FaceDeer@fedia.io on 10 Mar 14:11 collapse

Are you not aware that Snowpiercer is fiction?

einkorn@feddit.org on 10 Mar 12:56 next collapse

How about we stop producing more carbondioxid instead of finding new creative ways to deal with it? No? OK, carry on then.

Cruxifux@feddit.nl on 10 Mar 14:03 collapse

New creative, expensive, experimental ways. So stupid.

driving_crooner@lemmy.eco.br on 10 Mar 13:33 next collapse

Anything but stopping the use of oil.

NoneOfUrBusiness@fedia.io on 10 Mar 14:28 collapse

Trust me, if scientists were running the world we'd have stopped the use of oil.

jwiggler@sh.itjust.works on 10 Mar 13:53 next collapse

Quite skeptical of solutions that don’t involve just leaving the environment be and letting natural processes play out. Like trying to keep a forest healthy by “controlled” burning/logging, clearing downed trees as if they were human trash instead of newly fallen habitats for myriad species of life, distributing nutrients into the soil at a pace that seems slow to us but perhaps necessary to who-knows-how-many species.

The idea that we can affect nature on a human-rather-than-geological timescale is true. The idea that we could bring a particular ecosystem from collapse into balance on a human timescale, with rudimentary human interventions, is full of hubris and folly. They’re intricate systems in which innumerable species have co-evolved over millions and millions of years. We all know about the butterfly effect. Many of us have read A Sound of Thunder. How about Frankenstein? Icarus? We ostensibly know the lessons. When will we finally change our actions to be in line with what we are – a small component of a global ecosystem – instead of masters over it?

Shortstack@reddthat.com on 10 Mar 13:56 next collapse

I interpreted that as scientists are sick of seeing nothing being done to meaningfully preventing or fixing global warming so they’re going to do something themselves about it.
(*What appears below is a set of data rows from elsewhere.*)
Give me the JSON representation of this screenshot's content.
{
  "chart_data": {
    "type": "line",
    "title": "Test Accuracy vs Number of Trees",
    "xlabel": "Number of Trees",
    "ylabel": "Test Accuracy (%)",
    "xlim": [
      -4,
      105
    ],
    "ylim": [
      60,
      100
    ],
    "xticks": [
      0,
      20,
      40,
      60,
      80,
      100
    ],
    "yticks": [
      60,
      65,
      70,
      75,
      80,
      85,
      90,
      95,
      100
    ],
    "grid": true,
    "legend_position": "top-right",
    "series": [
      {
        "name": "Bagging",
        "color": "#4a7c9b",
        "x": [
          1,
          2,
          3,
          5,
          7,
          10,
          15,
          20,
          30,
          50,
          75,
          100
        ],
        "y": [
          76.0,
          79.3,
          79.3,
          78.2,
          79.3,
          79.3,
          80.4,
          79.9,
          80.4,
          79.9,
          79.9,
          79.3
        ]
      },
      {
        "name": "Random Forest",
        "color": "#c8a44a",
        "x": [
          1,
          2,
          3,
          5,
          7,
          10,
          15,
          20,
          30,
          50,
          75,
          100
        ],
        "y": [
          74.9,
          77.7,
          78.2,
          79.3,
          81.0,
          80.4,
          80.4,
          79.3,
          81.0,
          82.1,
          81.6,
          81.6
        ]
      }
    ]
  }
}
It’s not like there’s stock market value for dumping money into the ocean so you know this isn’t a capitalist scheme… also the reason this field test will be the last attempt.

palordrolap@fedia.io on 10 Mar 18:45 collapse

Yes it can. First you pump the sea full of the most obnoxious, toxic, lethal poison, then you wait for the global food web to collapse, taking humans with it.

Climate will begin to behave within a few hundred years.